Fortunately, some of the media in Myanmar have reported extensively on a number of cases.
And international nonprofit organizations, such as the British-based Elephant Family, are actively working to combat the trafficking.
Buddhism teaches kindness toward all living beings, and the vast majority of Burmese are Buddhists.
But the growth in demand for elephant parts used in traditional medicine in China in recent years has led to a rise in number of elephants in Myanmar being killed.
The killing of elephants in Myanmar increased sharply in 2010, with 112 wild elephants reported to have been killed, according to the country’s Ministry of Natural Resources and Conservation.
Since then the type of elephant body parts in demand has expanded from trunks to feet, skin, and penises, all of them considered to be effective, without scientific evidence, as medicines.
Elephant hide, meanwhile, has gained a reputation for treating eczema.
The skin is ground into powder and sold to cure stomach ailments. It can also be turned into prayer beads, bracelets, and pendants.
Some experts believe that the demand for elephant skin may now become an even bigger threat to the survival of elephants than the demand for tusks, and poachers in Myanmar are beginning to target any elephant, including the young.
Trafficking ban ignored
In the meantime, Myanmar’s ban on wildlife trafficking appears to be widely ignored.
The main trafficking route for the wildlife trade used to pass from Mandalay through Lashio and across into China from the Burmese town of Muse, located near the Myanmar-China border.

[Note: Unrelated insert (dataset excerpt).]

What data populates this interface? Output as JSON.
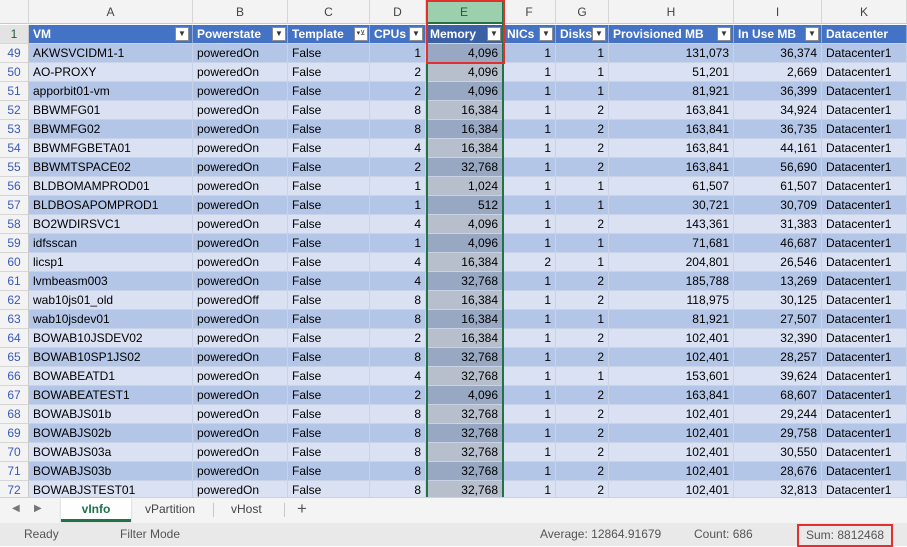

Some years ago, this commentator wandered around a Burmese town near Myanmar’s border with Thailand.
It was easy to find animal body parts, including tiger pelts, being sold openly there.
Though the Myanmar government later began cracking down on the wildlife trade in Muse, traffickers have adapted by seeking alternative routes to China.
South of Muse, one can find several other border crossings from Myanmar into southwest China.
Sadly, for a country that prizes albino, or white, elephants as symbols of good fortune, the torture of some elephants is reported to reach extremes.
According to a report cited by The Guardian, in 2014, wild elephants were being captured in Myanmar and mentally broken down through beatings as traffickers sought to profit from sales of elephants to tourist parks in Thailand.
Some experts believe that within a matter of a few years wild elephants could become extinct in Myanmar.
'Elephant skinning'
Meanwhile, in a report released in Bangkok on May 1, conservationists with the group Elephant Family urged countries to completely ban the importation of elephant skin or hide.
While China has earned praise for its ban on ivory trading, Elephant Family expressed concern that China’s State Forestry Administration appears to have issued licenses for the manufacture and sale of pharmaceutical products containing elephant skin.
According to a recent report in the Nikkei Asian Review, the Swiss-based World Wide Fund for Nature warned that “elephant skinning” may have already spread to Thailand, India, Laos, Cambodia, and Malaysia.
One possible solution would be a strengthening of the Convention on International Trade in Endangered Species (CITES), an agreement that has been ratified by more than 180 countries, including Thailand, India, Laos, Cambodia, and Malaysia.
Finally, the attention of some conservationists has now shifted to Japan, which is reported to continue to have a weakly regulated ivory trade.
Dan Southerland is RFA's founding executive editor.